6 La risoluzione in esame richiama la giurisprudenza della Corte di Cassazione, a Sezioni Unite, che nella sentenza n. 1889 del 21 luglio 1967, ha statuito che “non è titolare di azienda l’esercente di uno studio professionale…; conseguentemente, nel trasferimento o nella cessione di tale studio professionale, non può sussistere un valore di avviamento…“.
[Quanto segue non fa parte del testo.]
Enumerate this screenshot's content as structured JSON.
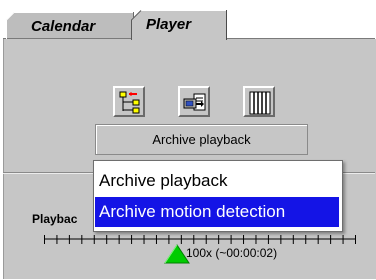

7 Rispondendo ad una serie di quesiti le Entrate, con la circolare n. 8/E del 13 marzo 2009 si sono occupati pure della problematica della cessione della clientela. Un professionista che opera in forma individuale e intende associare alcuni collaboratori, creando un’associazione professionale ai sensi della L. 1815/1939 e dell’art. 5, c. 2, lett. c) del T.U.I.R., ha chiesto di sapere se è soggetto all’art. 54, c. 1 quater del citato T.U.. Nel corpo del quesito l’istante precisa che, nella prassi, in questi casi agli associati non viene chiesto, all’atto della costituzione dell’associazione, il pagamento di alcun corrispettivo in denaro o in natura, né dal professionista, né dalla neocostituita associazione. Il fondo di dotazione dell’associazione è infatti rappresentato solo da apporti di denaro o beni materiali, necessari al funzionamento dell’associazione, effettuati dagli associati, senza comprendervi la clientela. Le quote di partecipazione agli utili dell’associazione sono determinate, di norma annualmente, dagli associati in funzione del contributo lavorativo di ciascuno di essi. All’atto dell’estinzione del rapporto associativo, all’associato o suoi eredi non spetta altro corrispettivo se non la quota di reddito del periodo d’imposta maturata alla data della cessazione del rapporto. Il contribuente ritiene, pertanto, che in assenza di corrispettivo (né in denaro, né in forma d’incremento del fondo di dotazione) per la “cessione della clientela”, non sussista alcun reddito imponibile in capo al professionista e quindi alcun costo deducibile per lo studio associato. Le Entrate, nel rispondere al quesito, prendono le mosse dal dettato normativo, cioè dal c. 1quater dell’art. 54 del T.U. n. 917/86, introdotto dall’art. 36, c. 29, del D.L. 04.07.2006, n. 223, conv. dalla L. 04.08.2006, n. 248. Avuto riguardo al caso di specie, per il quale non è prevista alcuna remunerazione per l’apporto della clientela, né al momento dell’adesione all’associazione né al momento dell’eventuale recesso, le Entrate ritengono “che non sussista materia imponibile da assoggettare a tassazione ai sensi del citato art. 54, co. 1-quater, del TUIR”.

8 Il caso sopra indicato ci offre lo spunto per introdurre un’ulteriore ipotesi: il giovane professionista che, dopo vari anni di gavetta, viene associato in un importante studio professionale associato, dove per entrare paga un compenso all’associazione, a titolo di avviamento, comprensivo di tutti i costi finora sostenuti dall’associazione.

A nostro avviso, il compenso in questione, percepito nell’esercizio della professione, quale bagaglio di esperienze e rapporti professionali, va tassato in capo all’associazione, quale componente positivo di reddito.